- Blogging helps you better understand your audience. The hallmark of any blog is the ability for readers to post comments to what you write. By having this regular conversation with readers, you learn what hits and what misses.
- For newspapers that are rapidly becoming irrelevant to a growing number of people, this is a huge issue. If you write post after post that garners no response, then it ought to be telling you something.
- In print, we’ve been able to kid ourselves for decades that every reader is savoring every word of our prose. Online, it’s painfully clear what readers do and don’t care about.
- A blog posting should take a mere 15 minutes per day – if you want to say more, write in multiple parts.
As far as legal ramifications, journalists should always be careful per Cobbler.

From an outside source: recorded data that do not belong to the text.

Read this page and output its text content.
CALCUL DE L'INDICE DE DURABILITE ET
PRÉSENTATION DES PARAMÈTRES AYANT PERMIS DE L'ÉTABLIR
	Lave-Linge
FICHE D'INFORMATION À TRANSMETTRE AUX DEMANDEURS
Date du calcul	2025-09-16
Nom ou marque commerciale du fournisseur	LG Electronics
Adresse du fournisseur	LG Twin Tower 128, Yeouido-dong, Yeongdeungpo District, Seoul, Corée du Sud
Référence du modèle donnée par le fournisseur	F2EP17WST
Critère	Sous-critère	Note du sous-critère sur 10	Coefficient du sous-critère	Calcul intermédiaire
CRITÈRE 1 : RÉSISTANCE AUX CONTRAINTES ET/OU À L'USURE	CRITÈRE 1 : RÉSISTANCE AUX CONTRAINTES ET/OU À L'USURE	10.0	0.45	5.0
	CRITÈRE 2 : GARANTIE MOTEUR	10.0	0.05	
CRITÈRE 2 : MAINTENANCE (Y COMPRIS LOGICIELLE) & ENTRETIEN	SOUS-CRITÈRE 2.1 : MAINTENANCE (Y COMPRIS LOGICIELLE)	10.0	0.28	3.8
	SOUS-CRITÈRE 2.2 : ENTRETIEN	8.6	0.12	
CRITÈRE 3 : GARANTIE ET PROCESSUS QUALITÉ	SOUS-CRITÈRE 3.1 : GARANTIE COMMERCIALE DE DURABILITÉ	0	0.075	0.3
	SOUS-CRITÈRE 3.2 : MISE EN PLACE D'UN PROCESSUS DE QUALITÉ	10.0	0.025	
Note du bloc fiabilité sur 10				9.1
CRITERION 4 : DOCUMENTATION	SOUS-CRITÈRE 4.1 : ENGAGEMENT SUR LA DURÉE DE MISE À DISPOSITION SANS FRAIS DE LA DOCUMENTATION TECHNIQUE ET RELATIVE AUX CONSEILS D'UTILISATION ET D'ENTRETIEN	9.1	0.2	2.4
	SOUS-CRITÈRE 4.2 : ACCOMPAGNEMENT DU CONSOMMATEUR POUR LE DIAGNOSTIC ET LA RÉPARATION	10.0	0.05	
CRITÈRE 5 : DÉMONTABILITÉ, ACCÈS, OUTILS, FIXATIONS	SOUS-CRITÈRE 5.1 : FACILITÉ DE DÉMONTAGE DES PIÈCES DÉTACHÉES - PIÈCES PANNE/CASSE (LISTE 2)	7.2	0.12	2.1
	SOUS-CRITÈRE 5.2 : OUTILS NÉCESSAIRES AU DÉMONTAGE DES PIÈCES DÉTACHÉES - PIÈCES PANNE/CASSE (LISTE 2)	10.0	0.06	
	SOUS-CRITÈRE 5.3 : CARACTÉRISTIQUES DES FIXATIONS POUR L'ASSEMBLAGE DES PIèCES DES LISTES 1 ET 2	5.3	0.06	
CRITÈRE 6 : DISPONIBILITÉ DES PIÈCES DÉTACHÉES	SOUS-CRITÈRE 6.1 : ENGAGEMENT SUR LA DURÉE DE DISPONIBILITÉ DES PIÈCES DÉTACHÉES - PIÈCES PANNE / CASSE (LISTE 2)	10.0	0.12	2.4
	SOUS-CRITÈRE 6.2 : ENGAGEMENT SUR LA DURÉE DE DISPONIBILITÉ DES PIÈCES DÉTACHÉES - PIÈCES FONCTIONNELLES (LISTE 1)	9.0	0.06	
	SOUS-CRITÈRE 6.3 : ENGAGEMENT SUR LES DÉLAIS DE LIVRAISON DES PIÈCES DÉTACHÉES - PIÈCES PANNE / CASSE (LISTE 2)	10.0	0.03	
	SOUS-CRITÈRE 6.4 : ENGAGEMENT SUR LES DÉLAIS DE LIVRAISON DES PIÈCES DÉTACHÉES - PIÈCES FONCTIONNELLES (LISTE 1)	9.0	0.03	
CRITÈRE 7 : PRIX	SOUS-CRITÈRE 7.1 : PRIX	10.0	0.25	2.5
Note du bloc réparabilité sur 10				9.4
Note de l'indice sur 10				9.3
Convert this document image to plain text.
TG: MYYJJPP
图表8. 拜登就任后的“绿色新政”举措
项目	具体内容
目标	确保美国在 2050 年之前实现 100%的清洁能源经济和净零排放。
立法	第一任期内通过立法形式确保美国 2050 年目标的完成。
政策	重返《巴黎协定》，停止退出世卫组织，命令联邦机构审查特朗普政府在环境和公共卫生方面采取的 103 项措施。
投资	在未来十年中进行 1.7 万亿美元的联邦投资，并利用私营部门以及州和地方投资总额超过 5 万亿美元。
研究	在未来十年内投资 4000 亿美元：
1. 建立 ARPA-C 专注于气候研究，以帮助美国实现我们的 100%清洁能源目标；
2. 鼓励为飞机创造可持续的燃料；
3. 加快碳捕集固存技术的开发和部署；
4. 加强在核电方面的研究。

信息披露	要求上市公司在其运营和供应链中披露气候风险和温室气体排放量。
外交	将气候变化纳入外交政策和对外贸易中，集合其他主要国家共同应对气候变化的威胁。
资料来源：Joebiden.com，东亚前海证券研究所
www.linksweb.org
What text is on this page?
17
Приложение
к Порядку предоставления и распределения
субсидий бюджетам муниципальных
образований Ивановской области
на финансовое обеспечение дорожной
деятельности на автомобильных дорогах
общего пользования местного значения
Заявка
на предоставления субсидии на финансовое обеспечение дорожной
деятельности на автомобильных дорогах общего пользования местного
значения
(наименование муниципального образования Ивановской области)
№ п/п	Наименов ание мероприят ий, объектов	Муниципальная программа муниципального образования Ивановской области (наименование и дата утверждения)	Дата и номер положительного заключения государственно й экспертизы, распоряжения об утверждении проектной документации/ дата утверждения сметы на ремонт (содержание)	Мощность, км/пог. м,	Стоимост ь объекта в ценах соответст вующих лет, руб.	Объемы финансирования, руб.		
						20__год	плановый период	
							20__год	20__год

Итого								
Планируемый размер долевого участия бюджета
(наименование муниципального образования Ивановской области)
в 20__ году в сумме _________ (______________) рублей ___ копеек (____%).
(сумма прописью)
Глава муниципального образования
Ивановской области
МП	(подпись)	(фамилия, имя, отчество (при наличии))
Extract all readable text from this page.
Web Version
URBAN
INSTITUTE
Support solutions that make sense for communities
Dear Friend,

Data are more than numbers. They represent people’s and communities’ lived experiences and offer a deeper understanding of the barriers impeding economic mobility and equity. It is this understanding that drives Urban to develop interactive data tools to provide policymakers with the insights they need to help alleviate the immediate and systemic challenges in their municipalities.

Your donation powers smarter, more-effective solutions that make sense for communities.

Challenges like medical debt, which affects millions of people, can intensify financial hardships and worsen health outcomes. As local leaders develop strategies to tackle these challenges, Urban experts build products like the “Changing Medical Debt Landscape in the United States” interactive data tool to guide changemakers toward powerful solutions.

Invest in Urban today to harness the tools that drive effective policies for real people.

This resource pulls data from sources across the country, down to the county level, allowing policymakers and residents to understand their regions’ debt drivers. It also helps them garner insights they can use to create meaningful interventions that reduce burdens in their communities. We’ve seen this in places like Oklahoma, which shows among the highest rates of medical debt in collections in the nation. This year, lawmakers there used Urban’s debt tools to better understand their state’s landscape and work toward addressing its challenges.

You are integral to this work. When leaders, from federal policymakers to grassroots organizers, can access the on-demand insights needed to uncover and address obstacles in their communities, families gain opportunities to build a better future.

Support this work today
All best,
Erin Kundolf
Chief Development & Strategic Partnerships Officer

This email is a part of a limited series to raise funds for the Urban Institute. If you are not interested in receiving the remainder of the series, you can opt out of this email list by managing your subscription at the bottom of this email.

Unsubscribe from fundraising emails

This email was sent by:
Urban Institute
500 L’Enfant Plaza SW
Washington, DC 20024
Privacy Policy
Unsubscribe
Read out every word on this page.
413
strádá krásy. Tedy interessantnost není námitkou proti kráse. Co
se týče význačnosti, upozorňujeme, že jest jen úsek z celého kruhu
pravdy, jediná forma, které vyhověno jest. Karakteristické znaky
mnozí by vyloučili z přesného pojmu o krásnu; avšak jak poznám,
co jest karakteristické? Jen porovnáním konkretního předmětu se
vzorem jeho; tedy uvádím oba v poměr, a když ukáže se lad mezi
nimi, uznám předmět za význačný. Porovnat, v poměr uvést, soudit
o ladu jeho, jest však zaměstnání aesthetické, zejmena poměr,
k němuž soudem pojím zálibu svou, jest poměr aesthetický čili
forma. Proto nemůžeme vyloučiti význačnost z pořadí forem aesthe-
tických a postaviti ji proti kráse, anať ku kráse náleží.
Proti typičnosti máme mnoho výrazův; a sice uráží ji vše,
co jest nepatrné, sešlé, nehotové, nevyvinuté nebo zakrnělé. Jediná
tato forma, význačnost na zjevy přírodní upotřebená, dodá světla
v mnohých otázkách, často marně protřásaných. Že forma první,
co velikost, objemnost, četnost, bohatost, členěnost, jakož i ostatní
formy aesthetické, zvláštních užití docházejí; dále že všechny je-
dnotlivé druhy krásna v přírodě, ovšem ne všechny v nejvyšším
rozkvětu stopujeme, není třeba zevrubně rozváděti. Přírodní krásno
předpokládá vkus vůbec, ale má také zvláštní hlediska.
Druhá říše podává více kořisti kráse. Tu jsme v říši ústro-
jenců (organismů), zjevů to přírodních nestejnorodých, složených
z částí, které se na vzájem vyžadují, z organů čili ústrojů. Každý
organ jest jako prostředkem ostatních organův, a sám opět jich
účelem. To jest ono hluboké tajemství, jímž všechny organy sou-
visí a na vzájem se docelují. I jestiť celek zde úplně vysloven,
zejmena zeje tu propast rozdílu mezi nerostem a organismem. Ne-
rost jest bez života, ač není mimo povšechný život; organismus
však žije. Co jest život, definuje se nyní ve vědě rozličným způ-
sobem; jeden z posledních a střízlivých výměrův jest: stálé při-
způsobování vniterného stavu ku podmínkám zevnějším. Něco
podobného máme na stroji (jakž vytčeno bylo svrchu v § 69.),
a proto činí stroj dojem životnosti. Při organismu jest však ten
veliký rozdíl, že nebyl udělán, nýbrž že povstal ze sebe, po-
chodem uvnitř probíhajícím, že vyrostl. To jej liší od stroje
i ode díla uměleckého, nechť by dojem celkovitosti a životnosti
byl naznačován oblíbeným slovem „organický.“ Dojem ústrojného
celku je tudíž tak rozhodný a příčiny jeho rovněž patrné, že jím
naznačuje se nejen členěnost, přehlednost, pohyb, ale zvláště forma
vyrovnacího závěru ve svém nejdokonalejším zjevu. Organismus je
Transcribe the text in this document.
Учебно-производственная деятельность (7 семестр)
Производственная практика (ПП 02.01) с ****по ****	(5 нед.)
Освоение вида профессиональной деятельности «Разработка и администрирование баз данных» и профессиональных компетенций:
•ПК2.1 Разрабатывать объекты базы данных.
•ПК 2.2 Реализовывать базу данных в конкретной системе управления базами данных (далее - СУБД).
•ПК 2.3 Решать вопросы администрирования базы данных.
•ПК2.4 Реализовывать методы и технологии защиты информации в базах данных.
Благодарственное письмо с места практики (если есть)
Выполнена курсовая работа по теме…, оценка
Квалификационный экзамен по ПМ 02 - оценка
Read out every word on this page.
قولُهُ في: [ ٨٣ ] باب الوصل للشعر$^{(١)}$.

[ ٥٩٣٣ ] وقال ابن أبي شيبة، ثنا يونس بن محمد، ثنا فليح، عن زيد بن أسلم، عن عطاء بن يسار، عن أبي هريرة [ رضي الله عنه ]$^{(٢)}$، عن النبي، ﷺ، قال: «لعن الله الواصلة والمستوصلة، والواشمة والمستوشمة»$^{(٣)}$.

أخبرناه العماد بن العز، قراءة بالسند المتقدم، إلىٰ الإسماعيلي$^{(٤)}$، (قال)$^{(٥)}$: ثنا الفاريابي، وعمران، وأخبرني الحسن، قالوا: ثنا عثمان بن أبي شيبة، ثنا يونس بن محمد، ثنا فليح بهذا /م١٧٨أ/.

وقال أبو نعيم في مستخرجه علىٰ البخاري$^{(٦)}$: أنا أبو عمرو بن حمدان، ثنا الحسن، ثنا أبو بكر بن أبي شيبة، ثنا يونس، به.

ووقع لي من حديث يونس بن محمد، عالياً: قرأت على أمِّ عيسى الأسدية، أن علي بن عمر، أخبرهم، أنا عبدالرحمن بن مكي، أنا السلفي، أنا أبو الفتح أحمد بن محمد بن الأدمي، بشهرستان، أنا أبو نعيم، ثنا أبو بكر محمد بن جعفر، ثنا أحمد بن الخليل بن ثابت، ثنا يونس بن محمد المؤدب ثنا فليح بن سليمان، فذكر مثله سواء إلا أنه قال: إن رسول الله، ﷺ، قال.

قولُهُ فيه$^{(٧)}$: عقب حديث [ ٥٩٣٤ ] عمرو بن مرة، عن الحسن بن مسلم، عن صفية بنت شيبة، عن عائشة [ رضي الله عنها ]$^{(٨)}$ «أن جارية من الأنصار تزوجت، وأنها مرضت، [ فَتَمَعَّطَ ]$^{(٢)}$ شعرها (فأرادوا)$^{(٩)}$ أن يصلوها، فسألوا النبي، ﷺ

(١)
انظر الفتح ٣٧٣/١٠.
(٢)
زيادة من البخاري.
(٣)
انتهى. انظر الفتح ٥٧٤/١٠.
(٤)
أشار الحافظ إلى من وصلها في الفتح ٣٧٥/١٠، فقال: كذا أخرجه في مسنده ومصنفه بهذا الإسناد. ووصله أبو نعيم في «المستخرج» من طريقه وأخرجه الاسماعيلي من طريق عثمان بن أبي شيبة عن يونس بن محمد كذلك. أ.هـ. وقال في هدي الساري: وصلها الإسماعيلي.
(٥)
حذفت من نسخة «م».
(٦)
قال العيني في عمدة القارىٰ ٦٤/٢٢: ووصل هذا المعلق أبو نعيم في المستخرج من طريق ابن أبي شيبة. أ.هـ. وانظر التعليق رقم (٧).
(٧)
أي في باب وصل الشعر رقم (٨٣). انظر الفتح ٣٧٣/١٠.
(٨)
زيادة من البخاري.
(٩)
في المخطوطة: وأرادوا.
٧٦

- Less-experienced members should have training sessions on libel laws. Whether writing a blog or a print column, journalists are still speaking in the name of, and representing, their paper.
- Though blogs aren’t considered liable for the reader comments that are posted, newspapers should adopt a policy: the Greeley Tribune’s is to post or hold comments, but never to edit them.
Cobbler does appear to concede blogging may not be for every journalist. At the Greeley Tribune, everyone in the newsroom has the opportunity and is encouraged to blog. Though some are “passively resisting,” by not blogging enough, the Tribune is pushing its staff in that direction.
Get all journalists going like this and it will be a field day for lawyers and law firms doing PR work through new media. Interacting with reporters, editors, and publishers through blogs is fun and the ROI on PR work done this way is huge.